My portfolio can still increase it’s income by the reinvestment of dividends given that my expenditure is lower than my portfolio income. When that happens, I can sell some shares to raise my cash position, or I can sell some higher income holdings and buy some more growth holdings. This will leave portfolio income back where it was but should enable more portfolio growth in future.
The table below shows the composition of my portfolio at the end of the month. This has been analysed by the sector of each holding. I am mostly content with this distribution with over 80% in equities and about half of that in the UK. The bonds and property provide some diversification and enhance the overall dividend yield of the portfolio.
|Yield %||Capital %||Income %|
My annual drawdown spending is now around 3.28% of my portfolio value, based on the last two years spending and the opening and closing values for that period. My cash holdings are sufficient to cover about six months of spending. In addition to this, dividends being paid out each year are sufficient to cover about four months of spending. My other dividends received are being immediately re-invested in more shares in order to grow my income. This cash position means I will need to sell some investments every few months in order to cover spending and to keep a small cash reserve.

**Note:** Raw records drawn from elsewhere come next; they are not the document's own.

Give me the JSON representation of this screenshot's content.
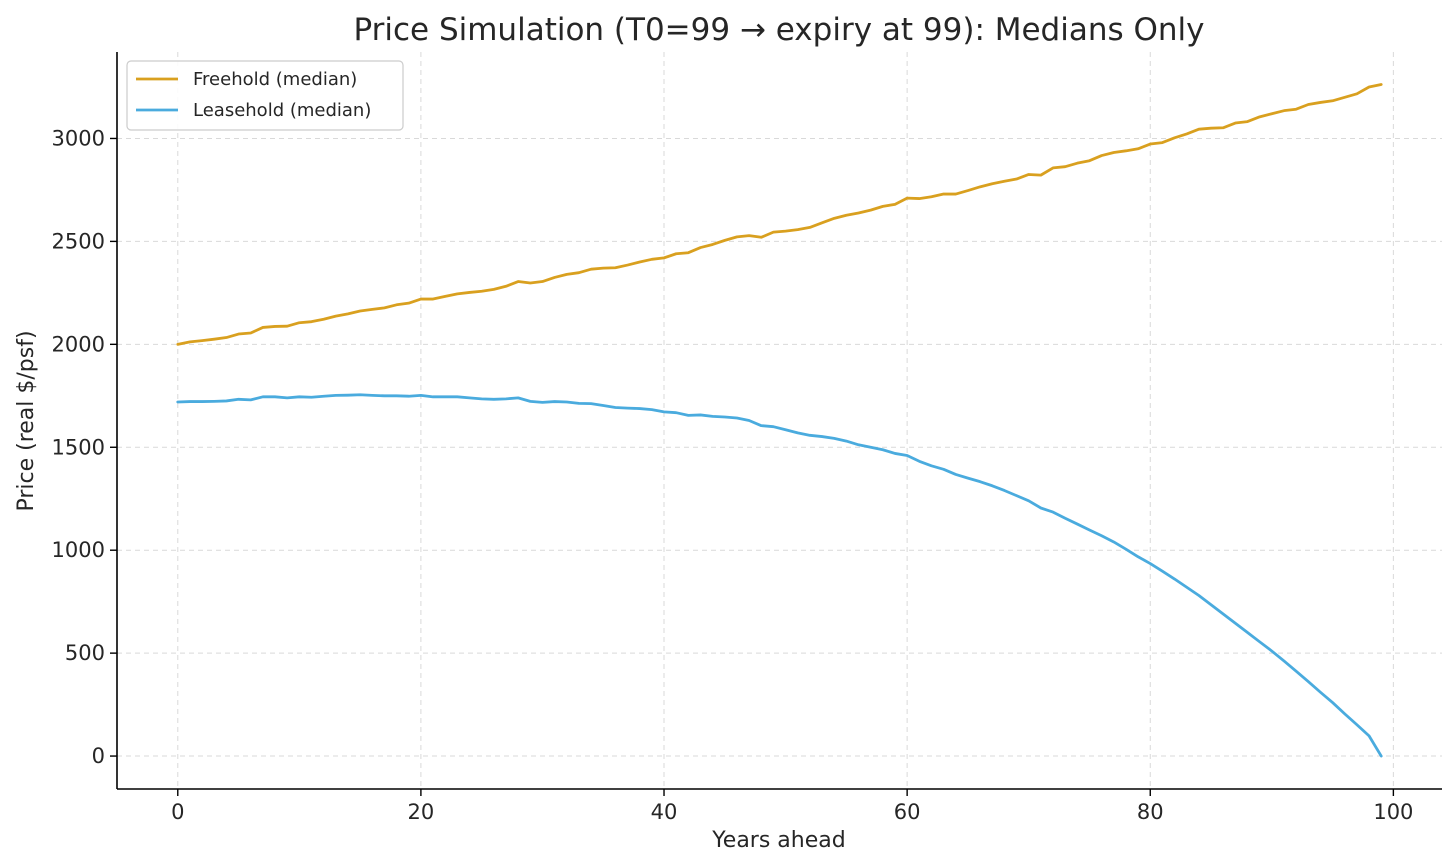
{
  "chart_data": {
    "type": "line",
    "title": "Price Simulation (T0=99 → expiry at 99): Medians Only",
    "xlabel": "Years ahead",
    "ylabel": "Price (real $/psf)",
    "xlim": [
      -5,
      104
    ],
    "ylim": [
      -160,
      3420
    ],
    "xticks": [
      0,
      20,
      40,
      60,
      80,
      100
    ],
    "yticks": [
      0,
      500,
      1000,
      1500,
      2000,
      2500,
      3000
    ],
    "grid": true,
    "legend_position": "top-left",
    "series": [
      {
        "name": "Freehold (median)",
        "color": "#D9A01F",
        "x": [
          0,
          1,
          2,
          3,
          4,
          5,
          6,
          7,
          8,
          9,
          10,
          11,
          12,
          13,
          14,
          15,
          16,
          17,
          18,
          19,
          20,
          21,
          22,
          23,
          24,
          25,
          26,
          27,
          28,
          29,
          30,
          31,
          32,
          33,
          34,
          35,
          36,
          37,
          38,
          39,
          40,
          41,
          42,
          43,
          44,
          45,
          46,
          47,
          48,
          49,
          50,
          51,
          52,
          53,
          54,
          55,
          56,
          57,
          58,
          59,
          60,
          61,
          62,
          63,
          64,
          65,
          66,
          67,
          68,
          69,
          70,
          71,
          72,
          73,
          74,
          75,
          76,
          77,
          78,
          79,
          80,
          81,
          82,
          83,
          84,
          85,
          86,
          87,
          88,
          89,
          90,
          91,
          92,
          93,
          94,
          95,
          96,
          97,
          98,
          99
        ],
        "values": [
          2000,
          2012,
          2018,
          2025,
          2033,
          2050,
          2055,
          2082,
          2087,
          2088,
          2105,
          2110,
          2122,
          2137,
          2148,
          2162,
          2170,
          2177,
          2192,
          2200,
          2220,
          2220,
          2233,
          2245,
          2252,
          2258,
          2267,
          2282,
          2305,
          2298,
          2305,
          2325,
          2340,
          2348,
          2365,
          2370,
          2372,
          2385,
          2400,
          2413,
          2420,
          2440,
          2445,
          2470,
          2485,
          2505,
          2522,
          2528,
          2520,
          2545,
          2550,
          2557,
          2568,
          2590,
          2612,
          2627,
          2638,
          2652,
          2670,
          2680,
          2710,
          2708,
          2717,
          2730,
          2730,
          2747,
          2765,
          2780,
          2792,
          2803,
          2825,
          2822,
          2857,
          2863,
          2880,
          2892,
          2917,
          2932,
          2940,
          2950,
          2973,
          2980,
          3003,
          3022,
          3045,
          3050,
          3052,
          3075,
          3082,
          3105,
          3120,
          3135,
          3142,
          3165,
          3175,
          3183,
          3200,
          3217,
          3250,
          3262
        ]
      },
      {
        "name": "Leasehold (median)",
        "color": "#4AABDE",
        "x": [
          0,
          1,
          2,
          3,
          4,
          5,
          6,
          7,
          8,
          9,
          10,
          11,
          12,
          13,
          14,
          15,
          16,
          17,
          18,
          19,
          20,
          21,
          22,
          23,
          24,
          25,
          26,
          27,
          28,
          29,
          30,
          31,
          32,
          33,
          34,
          35,
          36,
          37,
          38,
          39,
          40,
          41,
          42,
          43,
          44,
          45,
          46,
          47,
          48,
          49,
          50,
          51,
          52,
          53,
          54,
          55,
          56,
          57,
          58,
          59,
          60,
          61,
          62,
          63,
          64,
          65,
          66,
          67,
          68,
          69,
          70,
          71,
          72,
          73,
          74,
          75,
          76,
          77,
          78,
          79,
          80,
          81,
          82,
          83,
          84,
          85,
          86,
          87,
          88,
          89,
          90,
          91,
          92,
          93,
          94,
          95,
          96,
          97,
          98,
          99
        ],
        "values": [
          1720,
          1722,
          1722,
          1723,
          1725,
          1733,
          1730,
          1745,
          1745,
          1740,
          1745,
          1743,
          1748,
          1752,
          1753,
          1755,
          1752,
          1750,
          1750,
          1748,
          1752,
          1745,
          1745,
          1745,
          1740,
          1735,
          1733,
          1735,
          1740,
          1723,
          1718,
          1722,
          1720,
          1713,
          1712,
          1703,
          1693,
          1690,
          1688,
          1683,
          1672,
          1668,
          1655,
          1657,
          1650,
          1647,
          1642,
          1630,
          1605,
          1600,
          1585,
          1570,
          1558,
          1552,
          1543,
          1530,
          1512,
          1500,
          1488,
          1470,
          1460,
          1432,
          1410,
          1393,
          1368,
          1350,
          1333,
          1313,
          1290,
          1265,
          1240,
          1205,
          1185,
          1155,
          1127,
          1098,
          1070,
          1040,
          1005,
          968,
          935,
          898,
          860,
          820,
          780,
          735,
          690,
          645,
          600,
          555,
          510,
          462,
          412,
          362,
          310,
          260,
          205,
          152,
          98,
          0
        ]
      }
    ]
  }
}
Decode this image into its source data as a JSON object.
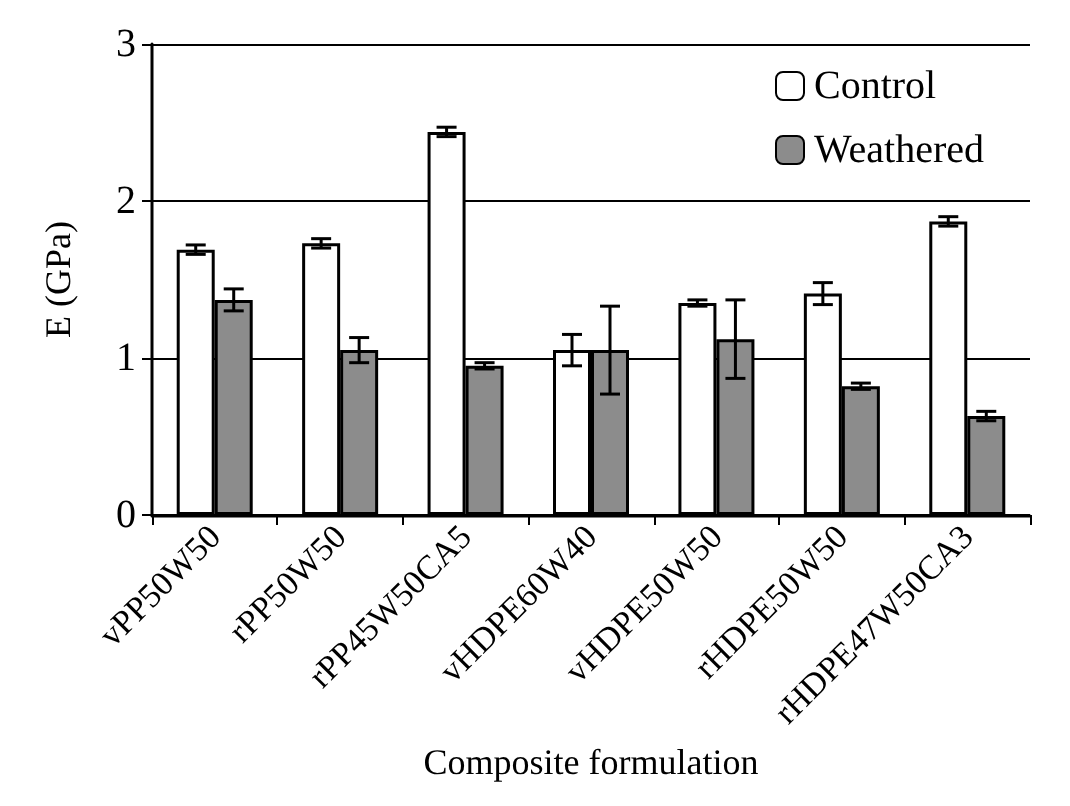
{
  "chart_data": {
    "type": "bar",
    "xlabel": "Composite formulation",
    "ylabel": "E (GPa)",
    "categories": [
      "vPP50W50",
      "rPP50W50",
      "rPP45W50CA5",
      "vHDPE60W40",
      "vHDPE50W50",
      "rHDPE50W50",
      "rHDPE47W50CA3"
    ],
    "series": [
      {
        "name": "Control",
        "color": "#ffffff",
        "values": [
          1.69,
          1.73,
          2.44,
          1.05,
          1.35,
          1.41,
          1.87
        ],
        "errors": [
          0.03,
          0.03,
          0.03,
          0.1,
          0.02,
          0.07,
          0.03
        ]
      },
      {
        "name": "Weathered",
        "color": "#8c8c8c",
        "values": [
          1.37,
          1.05,
          0.95,
          1.05,
          1.12,
          0.82,
          0.63
        ],
        "errors": [
          0.07,
          0.08,
          0.02,
          0.28,
          0.25,
          0.02,
          0.03
        ]
      }
    ],
    "ylim": [
      0,
      3
    ],
    "yticks": [
      0,
      1,
      2,
      3
    ],
    "grid": "y",
    "legend": "top right"
  }
}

Draw down expenditure was only 63.31% of my portfolio income for the last twelve months. This compares to draw down spending being 67.41% of my portfolio income in the previous twelve months. Portfolio income has risen by 9.99% whilst expenditure has increased by 3.31%. The increase in income includes inheriting extra capital in April last year, and the continued effect of dividend reinvestment, dividend increases, and portfolio changes. The impact of lockdown restrictions on expenditure is no longer evident now that both years include several months of lockdown restrictions.
This was a quiet month after some repositioning in earlier months. I feel able to be less active partly because I am relying on the portfolio managers of the investment trusts I hold to manage my stake in the markets and to manage the income flowing from that stake. I also feel that being more active can impair results if the changes made are mistimed.